A small chapter in Sedona history came to a close on Nov. 15 when Eric Brunner, owner of Sedona Air Tours, sold a red biplane that spent thousands of hours flying above the Sedona area.
Brunner sold the aircraft to Kermit Weeks, a prominent aircraft collector who owns an aviation park in central Florida called Fantasy of Flight.
Weeks flew the biplane, a replica of a 1930s era biplane produced by the Waco Aircraft Co., out of the Verde Valley last week. That was the beginning a five-day cross country flight to Florida in the biplane — at about 100 mph — that Weeks completed Nov. 20.
Brunner said the aircraft was the last of the biplanes he used to conduct Red Rock Biplane Tours, a biplane tour operation associated with Sedona Air Tours.
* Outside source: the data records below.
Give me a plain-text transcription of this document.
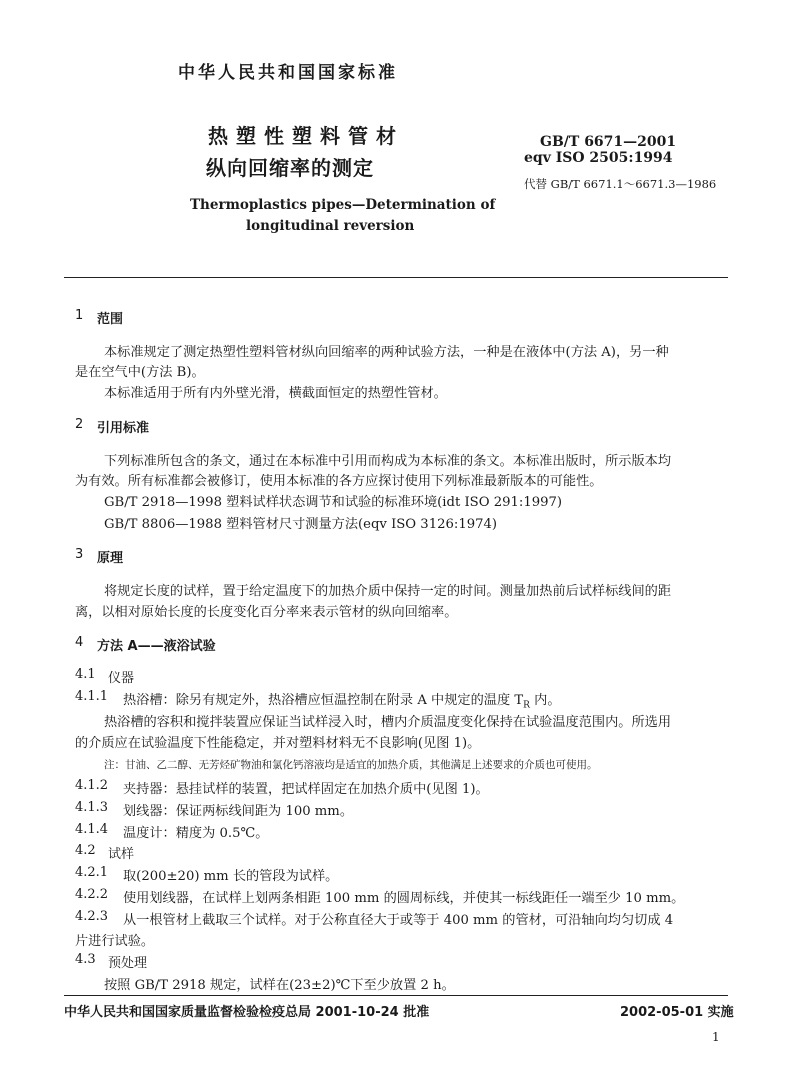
中华人民共和国国家标准
热塑性塑料管材
纵向回缩率的测定
GB/T 6671—2001
eqv ISO 2505:1994
代替 GB/T 6671.1～6671.3—1986
Thermoplastics pipes—Determination of
longitudinal reversion
1 范围
本标准规定了测定热塑性塑料管材纵向回缩率的两种试验方法，一种是在液体中(方法 A)，另一种
是在空气中(方法 B)。
本标准适用于所有内外壁光滑，横截面恒定的热塑性管材。
2 引用标准
下列标准所包含的条文，通过在本标准中引用而构成为本标准的条文。本标准出版时，所示版本均
为有效。所有标准都会被修订，使用本标准的各方应探讨使用下列标准最新版本的可能性。
GB/T 2918—1998 塑料试样状态调节和试验的标准环境(idt ISO 291:1997)
GB/T 8806—1988 塑料管材尺寸测量方法(eqv ISO 3126:1974)
3 原理
将规定长度的试样，置于给定温度下的加热介质中保持一定的时间。测量加热前后试样标线间的距
离，以相对原始长度的长度变化百分率来表示管材的纵向回缩率。
4 方法 A——液浴试验
4.1 仪器
4.1.1 热浴槽：除另有规定外，热浴槽应恒温控制在附录 A 中规定的温度 $T_R$ 内。
热浴槽的容积和搅拌装置应保证当试样浸入时，槽内介质温度变化保持在试验温度范围内。所选用
的介质应在试验温度下性能稳定，并对塑料材料无不良影响(见图 1)。
注：甘油、乙二醇、无芳烃矿物油和氯化钙溶液均是适宜的加热介质，其他满足上述要求的介质也可使用。
4.1.2 夹持器：悬挂试样的装置，把试样固定在加热介质中(见图 1)。
4.1.3 划线器：保证两标线间距为 100 mm。
4.1.4 温度计：精度为 0.5℃。
4.2 试样
4.2.1 取(200±20) mm 长的管段为试样。
4.2.2 使用划线器，在试样上划两条相距 100 mm 的圆周标线，并使其一标线距任一端至少 10 mm。
4.2.3 从一根管材上截取三个试样。对于公称直径大于或等于 400 mm 的管材，可沿轴向均匀切成 4
片进行试验。
4.3 预处理
按照 GB/T 2918 规定，试样在(23±2)℃下至少放置 2 h。
中华人民共和国国家质量监督检验检疫总局 2001-10-24 批准	2002-05-01 实施
1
According to Brunner, the red biplane arrived in Sedona on Christmas Eve in 1994. He estimated that he has personally flown it for over 10,000 hours.
The biplane has the word “Rides” painted in large letters on the bottom of the lower wings, and before the era of smartphones and instant information, those words brought many people up to Airport Mesa in search of the old-fashioned airplane.
“People had to go to the airport to find the plane,” Brunner said. “There’s a lot of romance to the biplane.”
While many appreciated the charm of the open-cockpit biplane, others might not miss the distinctive, low-pitched chugging of its radial engine, a factor, Brunner remarked, in his decision to sell the plane and not re-start the biplane tours.
One of the people who noticed the red biplane flying above Sedona over the years was Weeks, the new owner, who owns a home in Sedona and was married in the city in 2000. He said the idea of someday buying the red biplane entered his mind at the time of his marriage, when he saw Brunner’s red and yellow biplanes flying overhead, matching the red and yellow roses in his wedding ceremony.
Brunner said that recently a mutual friend reached out to him about selling the airplane, and Brunner was thrilled to discover the potential buyer was Weeks, who is well-known in the aviation world as a prolific collector and accomplished pilot.
According to Brunner, the red biplane has spent recent years sitting unflown in a hangar in Cottonwood.
“All airplanes have spirits in my book,” he said. “I wanted to see [the biplane] fly again.”
As a part of Weeks’ eclectic fleet of aircraft in Florida, the biplane is likely to continue flying, just not over Sedona anymore.